Iga Świątek z jednej strony ma bardzo dobry kontakt ze swoimi fanami, często udziela się w mediach społecznościowych, jasno komunikuje różne kwestie, a czasem nawet organizuje sesje Q&A dla swoich kibiców. Z drugiej jednak tenisistka chroni swoją prywatność, co akurat można chwalić, ponieważ w obecnych czasach nie jest to takie proste. Teraz dowiedzieliśmy się jednak pewnej rzeczy na temat raszynianki. Jeden z dziennikarzy ujawnił, czego boi się pierwsza rakieta rankingu WTA.
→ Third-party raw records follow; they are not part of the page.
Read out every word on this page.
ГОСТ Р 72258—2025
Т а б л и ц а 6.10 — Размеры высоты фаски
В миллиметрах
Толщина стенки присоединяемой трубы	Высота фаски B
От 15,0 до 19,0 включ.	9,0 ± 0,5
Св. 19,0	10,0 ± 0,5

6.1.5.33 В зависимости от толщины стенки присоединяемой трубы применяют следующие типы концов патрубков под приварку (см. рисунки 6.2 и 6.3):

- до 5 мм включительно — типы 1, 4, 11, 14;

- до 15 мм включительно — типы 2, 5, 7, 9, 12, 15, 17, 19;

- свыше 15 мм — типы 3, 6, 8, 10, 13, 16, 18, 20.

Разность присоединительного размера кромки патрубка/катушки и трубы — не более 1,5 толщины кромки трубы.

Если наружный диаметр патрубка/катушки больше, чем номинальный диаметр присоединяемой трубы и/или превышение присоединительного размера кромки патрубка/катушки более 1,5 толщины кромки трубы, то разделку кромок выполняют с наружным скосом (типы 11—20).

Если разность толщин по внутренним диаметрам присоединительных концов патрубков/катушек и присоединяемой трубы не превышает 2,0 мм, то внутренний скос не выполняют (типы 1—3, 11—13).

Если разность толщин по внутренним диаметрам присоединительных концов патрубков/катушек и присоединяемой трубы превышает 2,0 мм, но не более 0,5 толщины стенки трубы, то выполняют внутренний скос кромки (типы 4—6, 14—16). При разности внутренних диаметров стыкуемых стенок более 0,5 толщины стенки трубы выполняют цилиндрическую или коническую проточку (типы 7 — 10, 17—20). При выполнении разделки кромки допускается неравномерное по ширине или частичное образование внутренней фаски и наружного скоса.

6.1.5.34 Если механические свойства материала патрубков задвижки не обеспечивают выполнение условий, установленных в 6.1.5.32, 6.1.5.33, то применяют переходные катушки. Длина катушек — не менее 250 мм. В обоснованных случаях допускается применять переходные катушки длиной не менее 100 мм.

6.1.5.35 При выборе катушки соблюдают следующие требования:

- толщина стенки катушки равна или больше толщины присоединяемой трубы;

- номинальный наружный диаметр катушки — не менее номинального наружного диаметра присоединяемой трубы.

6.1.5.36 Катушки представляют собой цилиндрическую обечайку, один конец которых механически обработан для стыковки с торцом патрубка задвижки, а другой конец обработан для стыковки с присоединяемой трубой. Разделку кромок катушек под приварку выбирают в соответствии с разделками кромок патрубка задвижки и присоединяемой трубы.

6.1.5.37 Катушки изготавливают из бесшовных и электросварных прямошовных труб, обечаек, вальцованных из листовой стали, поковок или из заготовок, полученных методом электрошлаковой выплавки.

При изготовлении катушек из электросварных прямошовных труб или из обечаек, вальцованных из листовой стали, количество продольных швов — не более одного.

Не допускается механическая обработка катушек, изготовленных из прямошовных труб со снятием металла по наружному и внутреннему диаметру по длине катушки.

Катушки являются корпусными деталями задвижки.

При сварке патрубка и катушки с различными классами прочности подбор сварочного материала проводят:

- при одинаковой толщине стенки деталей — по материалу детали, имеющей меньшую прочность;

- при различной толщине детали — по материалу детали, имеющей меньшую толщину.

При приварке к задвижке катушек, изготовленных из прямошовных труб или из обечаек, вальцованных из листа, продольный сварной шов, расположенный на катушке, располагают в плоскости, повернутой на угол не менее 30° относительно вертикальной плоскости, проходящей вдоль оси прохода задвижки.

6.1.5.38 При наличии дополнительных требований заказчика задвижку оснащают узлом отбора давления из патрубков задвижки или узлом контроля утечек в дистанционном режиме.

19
Największy lęk Igi Świątek
Bynajmniej nie chodzi tu o kwestie stricte sportowe. Pod tym kątem Iga Świątek doskonale radzi sobie na przykład z presją nakładaną na nią zarówno przez kibiców, jak i dziennikarzy czy ekspertów. Pod tym kątem rok 2023 był dla niej trudny – zwłaszcza gdy w pierwszej połowie walczyła o utrzymanie się na szczycie klasyfikacji. Później zresztą Aryna Sabalenka na chwilę ją wyprzedziła, ale po WTA Finals reprezentantka Polski wróciła na fotel liderki.
Rzecz, o której wspomniał dziennikarz, związana jest z tenisem tylko pośrednio. Powszechnie wiadomo, że życie sportowców uprawiających tę dyscyplinę sportu jest wyjątkowo trudne pod kątem logistycznym. Jeśli grasz w tenis na najwyższym poziomie, musisz też dużo i często podróżować po całym świecie. I właśnie tego dotyczy lęk, z którym mierzy się 22-latka.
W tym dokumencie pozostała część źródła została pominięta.